Simien was humble after the game, saying he has been in better grooves in a game. But it's hard to believe that's the case.

Simien gave Davis a tutorial in the first half. Davis said he was surprised by Simien's quick footwork and said he can "learn from it. All our bigs can learn from it.''

"Simien is the best big man, maybe the best big man we'll see,'' Michigan State coach Tom Izzo said. "He has great hands. He caught one pass under the basket, reversed and made it. I thought we did a better job on him in the second half (4-for-5 for 10 points). He might have gotten tired, too.''

Simien had to carry quite a load with David Padgett in foul trouble (four and limited to just 12 minutes). Jeff Graves wasn't that effective either, with four fouls in 23 minutes.

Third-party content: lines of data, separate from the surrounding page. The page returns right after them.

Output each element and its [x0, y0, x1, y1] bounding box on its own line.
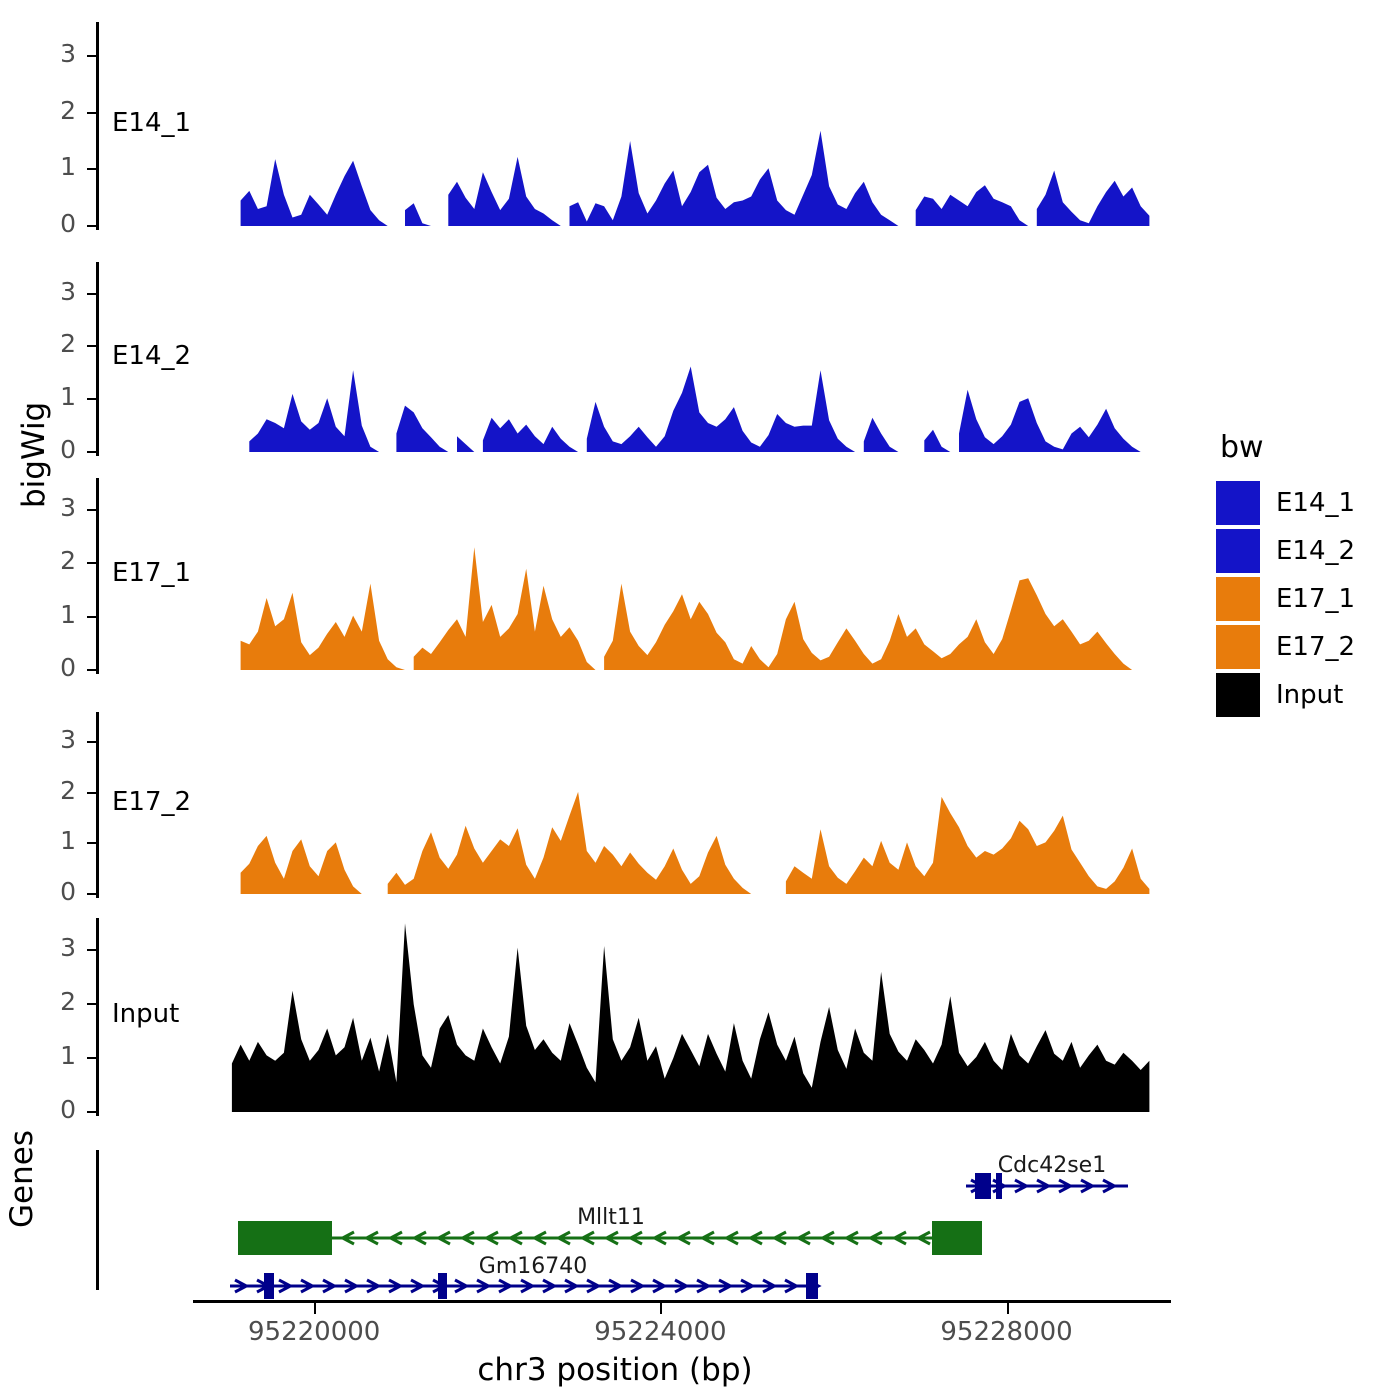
y-tick-label: 2: [10, 546, 76, 575]
y-tick: [87, 451, 96, 453]
gene-cdc42se1: Cdc42se1: [966, 1153, 1128, 1199]
y-tick: [87, 669, 96, 671]
legend-swatch-e14_1: [1216, 481, 1260, 525]
gene-track-axis: [96, 1150, 99, 1290]
legend-label: Input: [1276, 680, 1343, 710]
y-tick-label: 3: [10, 725, 76, 754]
x-tick: [1007, 1303, 1009, 1314]
legend-items: E14_1E14_2E17_1E17_2Input: [1216, 479, 1396, 719]
x-tick-label: 95224000: [594, 1317, 726, 1347]
y-tick: [87, 616, 96, 618]
legend-item-e14_1[interactable]: E14_1: [1216, 479, 1396, 527]
y-tick: [87, 562, 96, 564]
y-tick: [87, 1111, 96, 1113]
y-tick: [87, 55, 96, 57]
legend-item-e17_2[interactable]: E17_2: [1216, 623, 1396, 671]
y-tick-label: 2: [10, 987, 76, 1016]
panel-name-label: E14_1: [112, 108, 191, 138]
y-tick: [87, 741, 96, 743]
y-tick: [87, 168, 96, 170]
y-tick: [87, 398, 96, 400]
gene-label-gm16740: Gm16740: [479, 1254, 587, 1279]
legend-swatch-input: [1216, 673, 1260, 717]
y-tick: [87, 225, 96, 227]
y-tick: [87, 1003, 96, 1005]
gene-gm16740: Gm16740: [230, 1254, 818, 1299]
legend: bw E14_1E14_2E17_1E17_2Input: [1216, 430, 1396, 719]
y-tick-label: 1: [10, 152, 76, 181]
y-tick-label: 2: [10, 96, 76, 125]
y-tick: [87, 1057, 96, 1059]
y-tick-label: 2: [10, 776, 76, 805]
y-tick-label: 3: [10, 39, 76, 68]
y-axis-line: [96, 478, 99, 674]
legend-label: E17_1: [1276, 584, 1355, 614]
gene-label-cdc42se1: Cdc42se1: [998, 1153, 1106, 1178]
y-tick-label: 3: [10, 933, 76, 962]
y-tick-label: 0: [10, 877, 76, 906]
panel-name-label: E17_1: [112, 558, 191, 588]
legend-swatch-e17_2: [1216, 625, 1260, 669]
legend-item-e14_2[interactable]: E14_2: [1216, 527, 1396, 575]
y-tick: [87, 893, 96, 895]
y-tick-label: 0: [10, 209, 76, 238]
legend-label: E17_2: [1276, 632, 1355, 662]
x-axis-line: [193, 1300, 1171, 1303]
legend-item-input[interactable]: Input: [1216, 671, 1396, 719]
gene-annotation-track: Cdc42se1Mllt11Gm16740: [0, 1150, 1400, 1310]
panel-name-label: E17_2: [112, 787, 191, 817]
x-tick-label: 95220000: [248, 1317, 380, 1347]
y-tick-label: 0: [10, 653, 76, 682]
y-axis-line: [96, 712, 99, 898]
y-tick-label: 3: [10, 277, 76, 306]
y-axis-line: [96, 918, 99, 1116]
y-tick-label: 0: [10, 1095, 76, 1124]
gene-label-mllt11: Mllt11: [577, 1205, 645, 1230]
y-tick-label: 2: [10, 329, 76, 358]
y-tick-label: 1: [10, 1041, 76, 1070]
legend-label: E14_1: [1276, 488, 1355, 518]
y-tick-label: 1: [10, 600, 76, 629]
genome-browser-figure: bigWig Genes 0123E14_10123E14_20123E17_1…: [0, 0, 1400, 1400]
x-tick: [660, 1303, 662, 1314]
y-tick: [87, 293, 96, 295]
legend-title: bw: [1220, 430, 1396, 465]
y-axis-label: bigWig: [16, 468, 52, 508]
panel-name-label: Input: [112, 999, 179, 1029]
y-tick: [87, 112, 96, 114]
legend-swatch-e14_2: [1216, 529, 1260, 573]
y-axis-line: [96, 22, 99, 230]
y-tick: [87, 345, 96, 347]
y-tick-label: 1: [10, 826, 76, 855]
genes-svg: Cdc42se1Mllt11Gm16740: [0, 1150, 1400, 1310]
y-axis-line: [96, 262, 99, 456]
y-tick: [87, 949, 96, 951]
y-tick: [87, 792, 96, 794]
x-axis-title: chr3 position (bp): [0, 1352, 1230, 1388]
x-tick: [314, 1303, 316, 1314]
legend-swatch-e17_1: [1216, 577, 1260, 621]
y-tick: [87, 509, 96, 511]
panel-name-label: E14_2: [112, 341, 191, 371]
legend-label: E14_2: [1276, 536, 1355, 566]
y-tick: [87, 842, 96, 844]
gene-mllt11: Mllt11: [238, 1205, 982, 1255]
legend-item-e17_1[interactable]: E17_1: [1216, 575, 1396, 623]
x-tick-label: 95228000: [940, 1317, 1072, 1347]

But Simien's responsibilities pale in comparison to Davis'. He might have too much on his plate, especially with a brutal schedule ahead that serves up Penn, DePaul or Indiana State, Duke and Oklahoma over the next 10 days.

Davis, who went 3-of-11 from the field (13 points), while picking up four fouls in 32 minutes, was left as the lone big man on the court too often. The Spartans might take a cue from Arizona and/or Duke and go small. In fact, the Spartans cut most of Kansas' 17-point lead to four with 2:47 left in the second half with Davis as the only player taller than 6-6.

The 6-11 Davis was on the court with the 6-6 Alan Anderson, 6-4 Kelvin Torbert, 6-3 Shannon Brown and the 6-2 Rashi Johnson. The lineup worked but it still put an added burden on Davis.

Michigan State's staff and players say ultimately they'll need to use Delco Rowley, Justin Ockerman and Jason Andreas (a more traditional plodding big man) at power forward for the long term.

"This was a bad game (to go small) because most teams don't have as much bulk (as Kansas),'' Izzo said. "We've got to get those guys better (Ockerman, Andreas and Rowley).''

The Spartans committed 24 turnovers and Kansas converted 34 points. That's a stat that's hard to overcome. But the Spartans ultimately need to develop more of a post presence to survive the toughest non-conference schedule and the Big Ten.

Davis accepts that he'll have to be the only big man at times on the court. Expecting Brown and Anderson to get dirty in the post can't be the norm.

Expecting Davis to be Simien is simply not fair.

But that's the primary difference between these two top five teams so far.

Andy Katz is a senior writer at ESPN.com.